My project is concerned with the Anthropocene. That’s a big word to describe the myriad of minute details that make up the compounding effect of our imprint on the planet. I am investigating these effects in various ways, for example by using honey to explore climate change. My abstract wood sculpture emphasises the human connection to the earth, through its form and materiality. Environmental adaptation is the concept of my resin and glass footsteps. I like to focus on using materials of the earth, such as clay, wood, moss, algae, water and wax, in an effort to be ethical and as sustainable as possible. This often calls for ingenuity, requiring research and experimentation with materials such as bioresins, in order to achieve my aims. Covid 19 lockdowns gave me ample opportunity to immerse myself in recent writings on the natural world. These writers are inspirational in formulating the ideas incorporated in my project.

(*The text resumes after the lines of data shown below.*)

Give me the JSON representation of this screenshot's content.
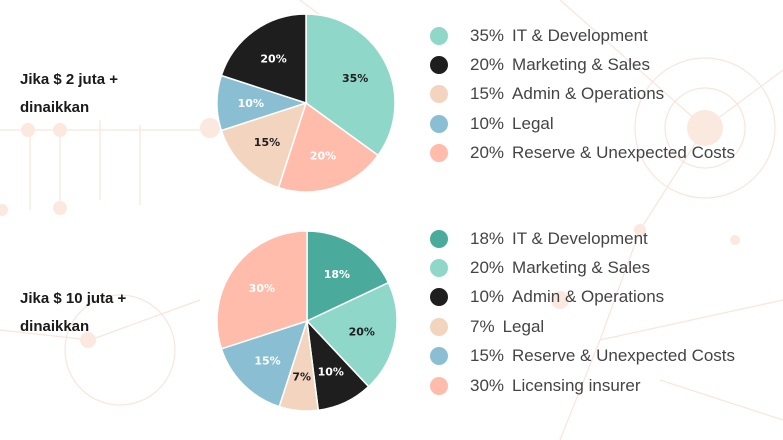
{
  "colors": {
    "teal_dark": "#4aab9c",
    "teal": "#8fd8c9",
    "black": "#1e1e1e",
    "peach": "#f3d4bf",
    "blue": "#8abfd3",
    "salmon": "#ffbcab"
  },
  "chart_data": [
    {
      "type": "pie",
      "title": "Jika $ 2 juta + dinaikkan",
      "title_lines": [
        "Jika $ 2 juta +",
        "dinaikkan"
      ],
      "slices": [
        {
          "label": "IT & Development",
          "value": 35,
          "display": "35%",
          "color": "#8fd8c9",
          "text_color": "#1e1e1e"
        },
        {
          "label": "Reserve & Unexpected Costs",
          "value": 20,
          "display": "20%",
          "color": "#ffbcab",
          "text_color": "#ffffff"
        },
        {
          "label": "Admin & Operations",
          "value": 15,
          "display": "15%",
          "color": "#f3d4bf",
          "text_color": "#1e1e1e"
        },
        {
          "label": "Legal",
          "value": 10,
          "display": "10%",
          "color": "#8abfd3",
          "text_color": "#ffffff"
        },
        {
          "label": "Marketing & Sales",
          "value": 20,
          "display": "20%",
          "color": "#1e1e1e",
          "text_color": "#ffffff"
        }
      ],
      "legend": [
        {
          "pct": "35%",
          "label": "IT & Development",
          "color": "#8fd8c9"
        },
        {
          "pct": "20%",
          "label": "Marketing & Sales",
          "color": "#1e1e1e"
        },
        {
          "pct": "15%",
          "label": "Admin & Operations",
          "color": "#f3d4bf"
        },
        {
          "pct": "10%",
          "label": "Legal",
          "color": "#8abfd3"
        },
        {
          "pct": "20%",
          "label": "Reserve & Unexpected Costs",
          "color": "#ffbcab"
        }
      ]
    },
    {
      "type": "pie",
      "title": "Jika $ 10 juta + dinaikkan",
      "title_lines": [
        "Jika $ 10 juta +",
        "dinaikkan"
      ],
      "slices": [
        {
          "label": "IT & Development",
          "value": 18,
          "display": "18%",
          "color": "#4aab9c",
          "text_color": "#ffffff"
        },
        {
          "label": "Marketing & Sales",
          "value": 20,
          "display": "20%",
          "color": "#8fd8c9",
          "text_color": "#1e1e1e"
        },
        {
          "label": "Admin & Operations",
          "value": 10,
          "display": "10%",
          "color": "#1e1e1e",
          "text_color": "#ffffff"
        },
        {
          "label": "Legal",
          "value": 7,
          "display": "7%",
          "color": "#f3d4bf",
          "text_color": "#1e1e1e"
        },
        {
          "label": "Reserve & Unexpected Costs",
          "value": 15,
          "display": "15%",
          "color": "#8abfd3",
          "text_color": "#ffffff"
        },
        {
          "label": "Licensing insurer",
          "value": 30,
          "display": "30%",
          "color": "#ffbcab",
          "text_color": "#ffffff"
        }
      ],
      "legend": [
        {
          "pct": "18%",
          "label": "IT & Development",
          "color": "#4aab9c"
        },
        {
          "pct": "20%",
          "label": "Marketing & Sales",
          "color": "#8fd8c9"
        },
        {
          "pct": "10%",
          "label": "Admin & Operations",
          "color": "#1e1e1e"
        },
        {
          "pct": "7%",
          "label": "Legal",
          "color": "#f3d4bf"
        },
        {
          "pct": "15%",
          "label": "Reserve & Unexpected Costs",
          "color": "#8abfd3"
        },
        {
          "pct": "30%",
          "label": "Licensing insurer",
          "color": "#ffbcab"
        }
      ]
    }
  ]
}
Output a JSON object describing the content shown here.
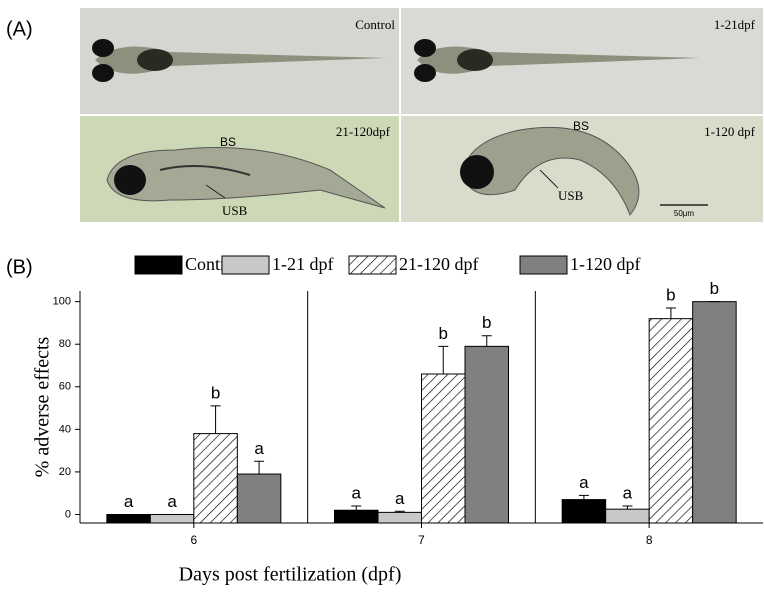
{
  "panel_a": {
    "label": "(A)",
    "images": [
      {
        "label": "Control"
      },
      {
        "label": "1-21dpf"
      },
      {
        "label": "21-120dpf",
        "marks": [
          "BS",
          "USB"
        ]
      },
      {
        "label": "1-120 dpf",
        "marks": [
          "BS",
          "USB"
        ],
        "scale_bar": "50μm"
      }
    ]
  },
  "chart_data": {
    "type": "bar",
    "panel_label": "(B)",
    "x_label": "Days post fertilization (dpf)",
    "y_label": "% adverse effects",
    "categories": [
      "6",
      "7",
      "8"
    ],
    "series": [
      {
        "name": "Control",
        "color": "#000000",
        "hatch": false,
        "values": [
          0,
          2,
          7
        ],
        "errors": [
          0,
          2,
          2
        ],
        "letters": [
          "a",
          "a",
          "a"
        ]
      },
      {
        "name": "1-21 dpf",
        "color": "#c8c8c8",
        "hatch": false,
        "values": [
          0,
          1,
          2.5
        ],
        "errors": [
          0,
          0.5,
          1.5
        ],
        "letters": [
          "a",
          "a",
          "a"
        ]
      },
      {
        "name": "21-120 dpf",
        "color": "#ffffff",
        "hatch": true,
        "values": [
          38,
          66,
          92
        ],
        "errors": [
          13,
          13,
          5
        ],
        "letters": [
          "b",
          "b",
          "b"
        ]
      },
      {
        "name": "1-120 dpf",
        "color": "#808080",
        "hatch": false,
        "values": [
          19,
          79,
          100
        ],
        "errors": [
          6,
          5,
          0
        ],
        "letters": [
          "a",
          "b",
          "b"
        ]
      }
    ],
    "ylim": [
      -4,
      105
    ],
    "yticks": [
      0,
      20,
      40,
      60,
      80,
      100
    ],
    "group_separators": true
  }
}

I analyse the context and development of American Land Art from the 1960s and show how the nascent ecological ethos of the Anthropocene was viewed through the lens of artists Robert Smithson, Nancy Holt and European artist Olafur Eliasson. I pose the questions, why did Land Art develop? How did it evolve over the decades? and where is Land Art today
The criteria for choosing these three artists is the diversity of their process. These distinct artists are linked by their evocation of the sublime in the creation of some of their artworks. They challenge our understanding of reality, our notion of time and our perception of place in the world. They encourage us to see what is unobserved. I trace land artists involvement through reclamation of toxic sites and growing public awareness of the need to influence governments to policies of ecological protection.

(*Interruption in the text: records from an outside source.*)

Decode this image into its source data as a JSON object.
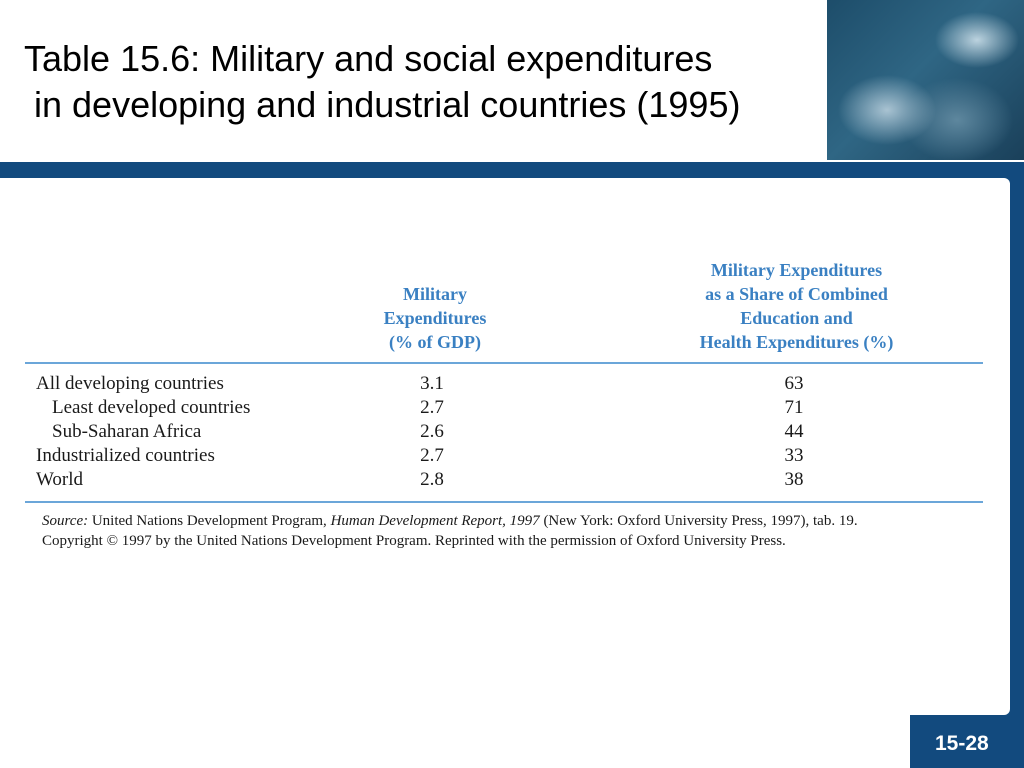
{
  "title": {
    "line1": "Table 15.6: Military and social expenditures",
    "line2": " in developing and industrial countries (1995)"
  },
  "table": {
    "col1_header": [
      "Military",
      "Expenditures",
      "(% of GDP)"
    ],
    "col2_header": [
      "Military Expenditures",
      "as a Share of Combined",
      "Education and",
      "Health Expenditures (%)"
    ],
    "rows": [
      {
        "label": "All developing countries",
        "military_pct_gdp": "3.1",
        "share_pct": "63",
        "indent": false
      },
      {
        "label": "Least developed countries",
        "military_pct_gdp": "2.7",
        "share_pct": "71",
        "indent": true
      },
      {
        "label": "Sub-Saharan Africa",
        "military_pct_gdp": "2.6",
        "share_pct": "44",
        "indent": true
      },
      {
        "label": "Industrialized countries",
        "military_pct_gdp": "2.7",
        "share_pct": "33",
        "indent": false
      },
      {
        "label": "World",
        "military_pct_gdp": "2.8",
        "share_pct": "38",
        "indent": false
      }
    ]
  },
  "source": {
    "prefix": "Source:",
    "text_a": " United Nations Development Program, ",
    "report": "Human Development Report, 1997",
    "text_b": " (New York: Oxford University Press, 1997), tab. 19.",
    "line2": "Copyright © 1997 by the United Nations Development Program. Reprinted with the permission of Oxford University Press."
  },
  "footer": {
    "page_number": "15-28"
  },
  "colors": {
    "frame_blue": "#124a7e",
    "header_blue": "#3a80c2",
    "rule_blue": "#6ba6d9"
  }
}
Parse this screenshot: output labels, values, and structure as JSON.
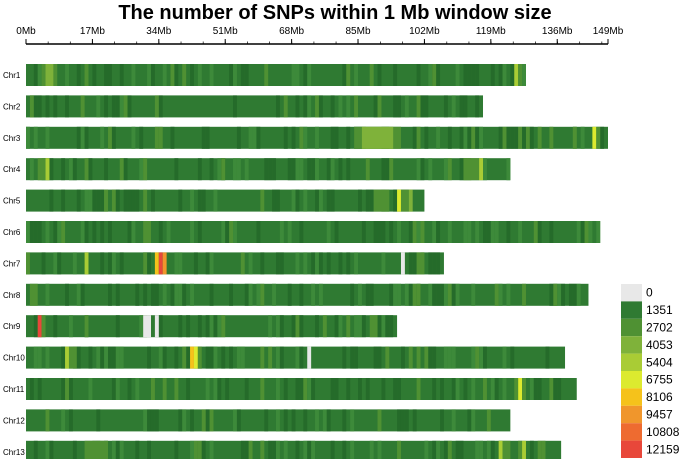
{
  "chart_data": {
    "type": "heatmap",
    "title": "The number of SNPs within 1 Mb window size",
    "x_unit": "Mb",
    "xlim": [
      0,
      149
    ],
    "x_ticks": [
      0,
      17,
      34,
      51,
      68,
      85,
      102,
      119,
      136,
      149
    ],
    "x_tick_labels": [
      "0Mb",
      "17Mb",
      "34Mb",
      "51Mb",
      "68Mb",
      "85Mb",
      "102Mb",
      "119Mb",
      "136Mb",
      "149Mb"
    ],
    "base_color": "#2f7a32",
    "legend": {
      "values": [
        0,
        1351,
        2702,
        4053,
        5404,
        6755,
        8106,
        9457,
        10808,
        12159
      ],
      "colors": [
        "#e8e8e8",
        "#2f7a32",
        "#4f9133",
        "#7fb23a",
        "#a9cc35",
        "#dcea2f",
        "#f5c21b",
        "#f0962c",
        "#ee6b30",
        "#e8473a"
      ]
    },
    "chromosomes": [
      {
        "name": "Chr1",
        "length": 128,
        "highlights": [
          [
            4,
            8,
            2702
          ],
          [
            5,
            7,
            4053
          ],
          [
            15,
            16,
            2702
          ],
          [
            40,
            41,
            2702
          ],
          [
            88,
            89,
            2702
          ],
          [
            104,
            105,
            2702
          ],
          [
            125,
            126,
            5404
          ],
          [
            126,
            127,
            2702
          ]
        ]
      },
      {
        "name": "Chr2",
        "length": 117,
        "highlights": [
          [
            1,
            2,
            2702
          ],
          [
            33,
            34,
            2702
          ],
          [
            66,
            67,
            2702
          ],
          [
            90,
            91,
            2702
          ]
        ]
      },
      {
        "name": "Chr3",
        "length": 149,
        "highlights": [
          [
            84,
            96,
            2702
          ],
          [
            86,
            94,
            4053
          ],
          [
            122,
            123,
            2702
          ],
          [
            134,
            135,
            2702
          ],
          [
            140,
            141,
            2702
          ],
          [
            145,
            146,
            6755
          ],
          [
            146,
            147,
            2702
          ]
        ]
      },
      {
        "name": "Chr4",
        "length": 124,
        "highlights": [
          [
            3,
            6,
            2702
          ],
          [
            5,
            6,
            5404
          ],
          [
            24,
            25,
            2702
          ],
          [
            50,
            51,
            2702
          ],
          [
            112,
            116,
            2702
          ],
          [
            116,
            117,
            5404
          ]
        ]
      },
      {
        "name": "Chr5",
        "length": 102,
        "highlights": [
          [
            20,
            21,
            2702
          ],
          [
            60,
            61,
            2702
          ],
          [
            89,
            93,
            2702
          ],
          [
            95,
            96,
            6755
          ],
          [
            96,
            98,
            2702
          ],
          [
            98,
            99,
            4053
          ]
        ]
      },
      {
        "name": "Chr6",
        "length": 147,
        "highlights": [
          [
            9,
            10,
            2702
          ],
          [
            30,
            32,
            2702
          ],
          [
            52,
            53,
            2702
          ],
          [
            101,
            102,
            2702
          ],
          [
            130,
            131,
            2702
          ],
          [
            143,
            144,
            2702
          ]
        ]
      },
      {
        "name": "Chr7",
        "length": 107,
        "highlights": [
          [
            15,
            16,
            5404
          ],
          [
            30,
            31,
            2702
          ],
          [
            33,
            34,
            8106
          ],
          [
            34,
            35,
            12159
          ],
          [
            35,
            36,
            9457
          ],
          [
            55,
            56,
            2702
          ],
          [
            96,
            97,
            0
          ],
          [
            100,
            102,
            2702
          ]
        ]
      },
      {
        "name": "Chr8",
        "length": 144,
        "highlights": [
          [
            1,
            3,
            2702
          ],
          [
            60,
            61,
            2702
          ],
          [
            100,
            101,
            2702
          ],
          [
            120,
            121,
            2702
          ],
          [
            135,
            136,
            2702
          ]
        ]
      },
      {
        "name": "Chr9",
        "length": 95,
        "highlights": [
          [
            3,
            4,
            12159
          ],
          [
            4,
            5,
            2702
          ],
          [
            15,
            16,
            2702
          ],
          [
            30,
            31,
            2702
          ],
          [
            30,
            32,
            0
          ],
          [
            33,
            34,
            0
          ],
          [
            50,
            51,
            2702
          ],
          [
            88,
            90,
            2702
          ]
        ]
      },
      {
        "name": "Chr10",
        "length": 138,
        "highlights": [
          [
            10,
            11,
            5404
          ],
          [
            11,
            13,
            2702
          ],
          [
            40,
            41,
            2702
          ],
          [
            42,
            43,
            8106
          ],
          [
            43,
            44,
            6755
          ],
          [
            44,
            45,
            2702
          ],
          [
            72,
            73,
            0
          ],
          [
            100,
            101,
            2702
          ]
        ]
      },
      {
        "name": "Chr11",
        "length": 141,
        "highlights": [
          [
            10,
            11,
            2702
          ],
          [
            35,
            36,
            2702
          ],
          [
            60,
            61,
            2702
          ],
          [
            100,
            101,
            2702
          ],
          [
            125,
            126,
            2702
          ],
          [
            126,
            127,
            6755
          ],
          [
            127,
            128,
            2702
          ]
        ]
      },
      {
        "name": "Chr12",
        "length": 124,
        "highlights": [
          [
            5,
            6,
            2702
          ],
          [
            45,
            46,
            2702
          ],
          [
            90,
            91,
            2702
          ]
        ]
      },
      {
        "name": "Chr13",
        "length": 137,
        "highlights": [
          [
            15,
            21,
            2702
          ],
          [
            60,
            61,
            2702
          ],
          [
            95,
            96,
            2702
          ],
          [
            121,
            122,
            5404
          ],
          [
            122,
            124,
            2702
          ],
          [
            127,
            128,
            5404
          ],
          [
            131,
            132,
            2702
          ]
        ]
      }
    ]
  }
}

In conclusion I review the legacy of Land Art as manifested through Eliasson's involvement in climate crises activism. Land art has expanded to include a growing numbers of artists whose work is deeply connected to the earth. Their art highlights the need to protect ecosystems, made all the more urgent by Covid 19 as millions have died from an inability to breath. In the words of Nancy Holt “ we [Artists] can become nature’s agents, rather than nature’s aggressors.